The SURVEYSELECT Procedure

Simple Random Sampling

The method of simple random sampling (METHOD=SRS) selects units with equal probability and without replacement. Each possible sample of n different units out of N has the same probability of being selected. The selection probability for each individual unit equals $n/N$. When you request stratified sampling with a STRATA statement, PROC SURVEYSELECT selects samples independently within strata. The selection probability for a unit in stratum h equals $n_ h/N_ h$ for stratified simple random sampling.

By default, PROC SURVEYSELECT uses Floyd’s ordered hash table algorithm for simple random sampling. This algorithm is fast, efficient, and appropriate for large data sets. See Bentley and Floyd (1987) and Bentley and Knuth (1986) for details.

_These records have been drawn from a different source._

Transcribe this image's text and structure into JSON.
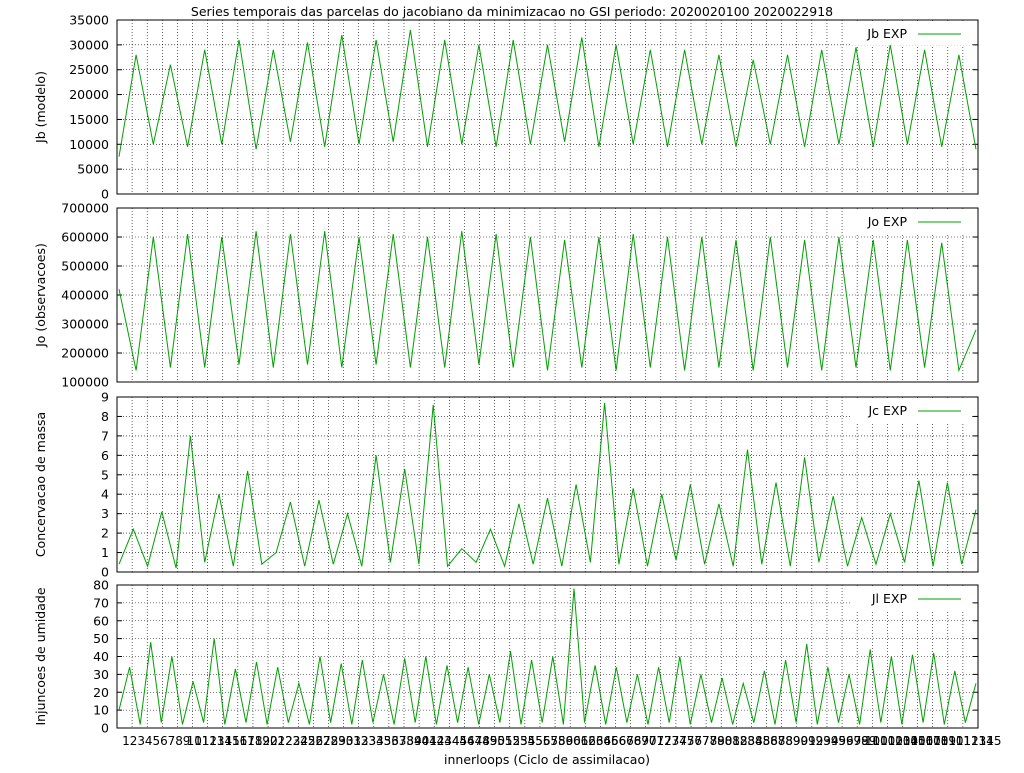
{
  "title": "Series temporais das parcelas do jacobiano da minimizacao no GSI periodo: 2020020100 2020022918",
  "chart_data": [
    {
      "type": "line",
      "ylabel": "Jb (modelo)",
      "ylim": [
        0,
        35000
      ],
      "yticks": [
        "0",
        "5000",
        "10000",
        "15000",
        "20000",
        "25000",
        "30000",
        "35000"
      ],
      "grid": true,
      "legend_position": "top-right",
      "series": [
        {
          "name": "Jb EXP",
          "color": "#00a000",
          "values": [
            7500,
            28000,
            10000,
            26000,
            9500,
            29000,
            10000,
            31000,
            9000,
            29000,
            10500,
            30500,
            9500,
            32000,
            10000,
            31000,
            10500,
            33000,
            9500,
            31000,
            10000,
            30000,
            9500,
            31000,
            10000,
            30000,
            10500,
            31500,
            9500,
            30000,
            10000,
            29000,
            9500,
            29000,
            10000,
            28000,
            9500,
            27000,
            10000,
            28000,
            9500,
            29000,
            10000,
            29500,
            9500,
            30000,
            10000,
            29000,
            9500,
            28000,
            9000
          ]
        }
      ]
    },
    {
      "type": "line",
      "ylabel": "Jo (observacoes)",
      "ylim": [
        100000,
        700000
      ],
      "yticks": [
        "100000",
        "200000",
        "300000",
        "400000",
        "500000",
        "600000",
        "700000"
      ],
      "grid": true,
      "legend_position": "top-right",
      "series": [
        {
          "name": "Jo EXP",
          "color": "#00a000",
          "values": [
            420000,
            140000,
            600000,
            150000,
            610000,
            150000,
            600000,
            160000,
            620000,
            150000,
            610000,
            160000,
            620000,
            150000,
            600000,
            160000,
            610000,
            150000,
            600000,
            150000,
            620000,
            160000,
            610000,
            150000,
            600000,
            140000,
            590000,
            150000,
            600000,
            140000,
            610000,
            150000,
            600000,
            140000,
            600000,
            150000,
            590000,
            140000,
            600000,
            150000,
            590000,
            140000,
            600000,
            150000,
            590000,
            140000,
            590000,
            150000,
            580000,
            140000,
            280000
          ]
        }
      ]
    },
    {
      "type": "line",
      "ylabel": "Concervacao de massa",
      "ylim": [
        0,
        9
      ],
      "yticks": [
        "0",
        "1",
        "2",
        "3",
        "4",
        "5",
        "6",
        "7",
        "8",
        "9"
      ],
      "grid": true,
      "legend_position": "top-right",
      "series": [
        {
          "name": "Jc EXP",
          "color": "#00a000",
          "values": [
            0.4,
            2.2,
            0.3,
            3.1,
            0.2,
            7.0,
            0.5,
            4.0,
            0.3,
            5.2,
            0.4,
            1.0,
            3.6,
            0.3,
            3.7,
            0.4,
            3.0,
            0.3,
            6.0,
            0.5,
            5.3,
            0.4,
            8.6,
            0.3,
            1.2,
            0.5,
            2.2,
            0.3,
            3.5,
            0.4,
            3.8,
            0.3,
            4.5,
            0.5,
            8.7,
            0.4,
            4.3,
            0.3,
            4.0,
            0.6,
            4.5,
            0.4,
            3.5,
            0.3,
            6.3,
            0.4,
            4.6,
            0.3,
            5.9,
            0.5,
            3.9,
            0.3,
            2.8,
            0.4,
            3.0,
            0.5,
            4.7,
            0.3,
            4.6,
            0.4,
            3.2
          ]
        }
      ]
    },
    {
      "type": "line",
      "ylabel": "Injuncoes de umidade",
      "xlabel": "innerloops (Ciclo de assimilacao)",
      "ylim": [
        0,
        80
      ],
      "yticks": [
        "0",
        "10",
        "20",
        "30",
        "40",
        "50",
        "60",
        "70",
        "80"
      ],
      "xtick_labels": [
        "1",
        "2",
        "3",
        "4",
        "5",
        "6",
        "7",
        "8",
        "9",
        "10",
        "11",
        "12",
        "13",
        "14",
        "15",
        "16",
        "17",
        "18",
        "19",
        "20",
        "21",
        "22",
        "23",
        "24",
        "25",
        "26",
        "27",
        "28",
        "29",
        "30",
        "31",
        "32",
        "33",
        "34",
        "35",
        "36",
        "37",
        "38",
        "39",
        "40",
        "41",
        "42",
        "43",
        "44",
        "45",
        "46",
        "47",
        "48",
        "49",
        "50",
        "51",
        "52",
        "53",
        "54",
        "55",
        "56",
        "57",
        "58",
        "59",
        "60",
        "61",
        "62",
        "63",
        "64",
        "65",
        "66",
        "67",
        "68",
        "69",
        "70",
        "71",
        "72",
        "73",
        "74",
        "75",
        "76",
        "77",
        "78",
        "79",
        "80",
        "81",
        "82",
        "83",
        "84",
        "85",
        "86",
        "87",
        "88",
        "89",
        "90",
        "91",
        "92",
        "93",
        "94",
        "95",
        "96",
        "97",
        "98",
        "99",
        "100",
        "101",
        "102",
        "103",
        "104",
        "105",
        "106",
        "107",
        "108",
        "109",
        "110",
        "111",
        "112",
        "113",
        "114",
        "115"
      ],
      "grid": true,
      "legend_position": "top-right",
      "series": [
        {
          "name": "Jl EXP",
          "color": "#00a000",
          "values": [
            10,
            34,
            2,
            48,
            3,
            40,
            2,
            26,
            3,
            50,
            2,
            33,
            3,
            37,
            2,
            34,
            3,
            25,
            2,
            40,
            3,
            36,
            2,
            38,
            3,
            30,
            2,
            39,
            3,
            40,
            2,
            35,
            3,
            34,
            2,
            30,
            3,
            43,
            2,
            38,
            3,
            40,
            2,
            78,
            3,
            35,
            2,
            34,
            3,
            30,
            2,
            34,
            3,
            40,
            2,
            30,
            3,
            28,
            2,
            25,
            3,
            32,
            2,
            38,
            3,
            47,
            2,
            34,
            3,
            30,
            2,
            44,
            3,
            40,
            2,
            41,
            3,
            42,
            2,
            32,
            3,
            25
          ]
        }
      ]
    }
  ]
}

If there is not enough memory available for Floyd’s algorithm, PROC SURVEYSELECT switches to the sequential algorithm of Fan, Muller, and Rezucha (1962), which requires less memory but might require more time to select the sample. When PROC SURVEYSELECT uses the alternative sequential algorithm, it writes a note to the log. To request the sequential algorithm, even if enough memory is available for Floyd’s algorithm, you can specify METHOD=SRS2 in the PROC SURVEYSELECT statement.